By Rajaram Prajapati, the Chief Technology Officer of CEID Consultants & Engineering Pvt Ltd
In the continuous look for sustainable energy solutions, CBG (Compressed Biogas) has recently stood out as a promising sustainable energy alternative. Compressed biogas is produced through the anaerobic digestion of organic materials such as agricultural residues, food waste, sewage sludge, and animal manure. With CBG emerging as a sustainable alternative in the Indian market, technology is beginning to play a crucial role at every stage of the CBG manufacturing process. Today, advancements in biological processes, automation, and engineering have enabled the efficient and cost-effective production of CBG at scale.
The journey towards achieving tons-scale CBG manufacturing has been marked by a convergence of cutting-edge technologies, meticulous engineering, and unwavering commitment to environmental stewardship. Mr. Rajaram Prajapati, the Chief Technology Officer of CEID Consultants & Engineering Pvt Ltd with his extensive expertise in renewable energy systems, sheds light on the pivotal role of technology in this endeavor.

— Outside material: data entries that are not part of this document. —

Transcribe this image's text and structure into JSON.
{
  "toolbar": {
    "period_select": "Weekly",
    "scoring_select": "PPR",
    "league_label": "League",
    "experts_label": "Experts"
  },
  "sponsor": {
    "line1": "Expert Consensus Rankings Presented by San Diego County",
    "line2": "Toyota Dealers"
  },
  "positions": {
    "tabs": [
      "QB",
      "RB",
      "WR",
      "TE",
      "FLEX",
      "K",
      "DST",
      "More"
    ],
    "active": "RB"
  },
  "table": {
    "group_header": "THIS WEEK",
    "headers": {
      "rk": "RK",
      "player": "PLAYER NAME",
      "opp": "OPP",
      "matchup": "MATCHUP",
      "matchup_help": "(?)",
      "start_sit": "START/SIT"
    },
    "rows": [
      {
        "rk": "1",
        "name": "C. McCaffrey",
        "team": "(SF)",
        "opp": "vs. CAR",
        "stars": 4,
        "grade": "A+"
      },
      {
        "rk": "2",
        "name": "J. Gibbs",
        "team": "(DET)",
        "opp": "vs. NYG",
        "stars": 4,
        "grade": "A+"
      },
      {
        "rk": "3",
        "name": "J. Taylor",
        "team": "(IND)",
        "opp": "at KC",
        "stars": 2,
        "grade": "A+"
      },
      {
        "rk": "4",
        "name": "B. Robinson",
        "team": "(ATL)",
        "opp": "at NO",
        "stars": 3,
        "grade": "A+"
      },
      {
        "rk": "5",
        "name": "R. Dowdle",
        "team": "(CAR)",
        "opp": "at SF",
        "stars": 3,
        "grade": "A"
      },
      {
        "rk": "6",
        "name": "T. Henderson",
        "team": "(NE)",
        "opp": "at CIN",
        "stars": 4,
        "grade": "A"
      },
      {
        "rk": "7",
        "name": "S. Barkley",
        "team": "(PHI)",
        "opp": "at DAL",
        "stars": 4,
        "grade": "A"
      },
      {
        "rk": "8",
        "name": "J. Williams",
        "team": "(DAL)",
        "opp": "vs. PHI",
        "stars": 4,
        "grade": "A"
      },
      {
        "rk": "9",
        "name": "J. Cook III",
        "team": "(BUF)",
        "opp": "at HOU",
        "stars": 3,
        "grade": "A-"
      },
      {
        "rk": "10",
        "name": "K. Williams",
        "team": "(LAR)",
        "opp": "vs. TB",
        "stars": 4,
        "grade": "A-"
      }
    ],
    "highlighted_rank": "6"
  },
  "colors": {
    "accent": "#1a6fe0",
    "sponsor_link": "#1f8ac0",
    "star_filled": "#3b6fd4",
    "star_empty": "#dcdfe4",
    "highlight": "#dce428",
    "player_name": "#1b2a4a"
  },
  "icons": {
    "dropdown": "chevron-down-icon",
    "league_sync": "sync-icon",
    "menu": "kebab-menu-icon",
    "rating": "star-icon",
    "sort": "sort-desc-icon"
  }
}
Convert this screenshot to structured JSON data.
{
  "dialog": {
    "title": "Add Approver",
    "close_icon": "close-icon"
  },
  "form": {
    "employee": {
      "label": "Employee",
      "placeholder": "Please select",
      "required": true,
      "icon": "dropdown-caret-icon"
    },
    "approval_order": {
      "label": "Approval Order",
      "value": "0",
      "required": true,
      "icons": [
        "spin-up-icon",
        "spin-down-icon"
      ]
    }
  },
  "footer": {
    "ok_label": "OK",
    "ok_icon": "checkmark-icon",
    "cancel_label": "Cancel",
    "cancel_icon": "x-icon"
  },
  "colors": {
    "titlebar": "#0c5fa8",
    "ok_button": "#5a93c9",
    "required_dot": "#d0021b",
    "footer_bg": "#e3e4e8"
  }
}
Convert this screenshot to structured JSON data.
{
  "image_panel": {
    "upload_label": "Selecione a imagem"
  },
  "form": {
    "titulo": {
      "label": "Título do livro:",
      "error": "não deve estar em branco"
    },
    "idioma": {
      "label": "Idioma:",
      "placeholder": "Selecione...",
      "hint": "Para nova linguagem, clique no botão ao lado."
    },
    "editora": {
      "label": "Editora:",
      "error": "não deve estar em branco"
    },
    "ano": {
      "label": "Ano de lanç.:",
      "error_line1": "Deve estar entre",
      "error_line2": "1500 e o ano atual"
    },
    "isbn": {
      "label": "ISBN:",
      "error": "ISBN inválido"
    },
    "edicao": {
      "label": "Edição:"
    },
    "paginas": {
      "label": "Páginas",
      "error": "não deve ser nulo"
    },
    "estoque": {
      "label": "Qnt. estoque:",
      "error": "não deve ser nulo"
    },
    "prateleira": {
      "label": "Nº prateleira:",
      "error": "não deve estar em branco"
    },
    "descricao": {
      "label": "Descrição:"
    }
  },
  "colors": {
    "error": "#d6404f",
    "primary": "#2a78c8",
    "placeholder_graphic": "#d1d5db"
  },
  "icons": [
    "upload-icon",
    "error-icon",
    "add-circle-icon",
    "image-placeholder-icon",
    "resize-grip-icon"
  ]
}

Feedstock types and biomass pre-treatment
In India, the main feedstock categories for CBG manufacturing production include agri waste, livestock waste, industrial waste and MSW. And the work of pretreatment primarily focuses on preparing biomass for microbial attack. The process can be physical, chemical, biological, or a combination of these. Physical pretreatments, such as mechanical pretreatments or bio-extrusion, can reduce feedstock size and increase methane production. However, physical pretreatments can require a lot of energy.
However, with technology coming into play, the preparation and optimisation of feedstock selection and pretreatment have enhanced the yield and quality of biogas. Advanced sensors and monitoring systems enable real-time tracking of feedstock characteristics such as moisture content, organic composition, and pH levels. Additionally, sorting and shredding systems ensure uniformity and consistency in feedstock processing.
“Innovation is the cornerstone of progress in the renewable energy sector,” remarks Mr. Prajapati. Technology not only enables us to optimize the efficiency of biogas production but also unlocks the potential for scalability on a monumental level.
Advanced compressor innovations
Compression in the CBG Manufacturing plant is majorly used to increase the energy density of biogas and reduce its volume for easier storage and transportation. However, over time advanced compressor technologies have developed to enhance both in terms of pressure level and storage capacity. Some of the compressor technologies are reciprocating Compressors, screw Compressors and centrifugal Compressors. And out of these three advanced compressors, reciprocating compressors can achieve compression ratios of up to 20:1 which makes it suitable for pressures ranging from 100 to 300 bar. Moreover, advancements in lightweight and high-strength composite materials facilitate the development of cost-effective and durable storage tanks for CBG.
Gas purification and upgrading
To meet quality standards for use in various applications, biogas must undergo purification and upgrading processes to remove impurities and increase methane concentration. Advanced gas separation technologies such as pressure swing adsorption (PSA), membrane separation and High Pressure Water Scrubbing enable the removal of contaminants such as carbon dioxide, hydrogen sulfide, and moisture from biogas streams. Additionally, catalytic methanation processes can be employed to elevate methane content and improve gas energy density.
Moreover, advancements in purification and compression technologies have enabled the production of compressed biogas that meets the stringent quality standards required for commercial applications. This has opened up a myriad of opportunities for the utilization of CBG as a clean fuel alternative across various sectors, including transportation, industrial heating, and power generation.
Biogas production and digestion
Cutting-edge biological processes and reactor designs have revolutionized biogas production from organic waste materials. High-efficiency anaerobic digesters equipped with state-of-the-art mixing and agitation systems facilitate rapid digestion and biogas generation. Moreover, the integration of microbial consortia and enzyme technologies enhances the degradation of complex organic compounds, leading to higher methane yields and shorter retention times. Through precision engineering and automation, CBG plants can now seamlessly process vast quantities of organic waste, yielding significant volumes of high-purity biogas.
The potential impact of tons-scale CBG manufacturing extends far beyond environmental sustainability,” emphasizes Mr. Prajapati. “It represents a paradigm shift towards a circular economy, where organic waste is transformed into a valuable resource, driving economic growth and social progress.” However, realizing this vision requires continued innovation, investment, and collaboration across the public and private sectors to overcome technological barriers and accelerate the adoption of CBG on a global scale.
Indeed, the widespread adoption of CBG technology holds the promise of mitigating greenhouse gas emissions, reducing dependence on fossil fuels, and fostering inclusive development in communities worldwide. Technology is not merely a tool; it is the catalyst for realizing our vision of a cleaner, brighter future for generations to come.” By harnessing the power of technology, India can properly unlock the potential of biogas as a clean and renewable energy source, while simultaneously addressing environmental, economic, and social challenges. In conclusion, the journey towards achieving tons-scale CBG manufacturing epitomizes the transformative power of technology in shaping the landscape of renewable energy.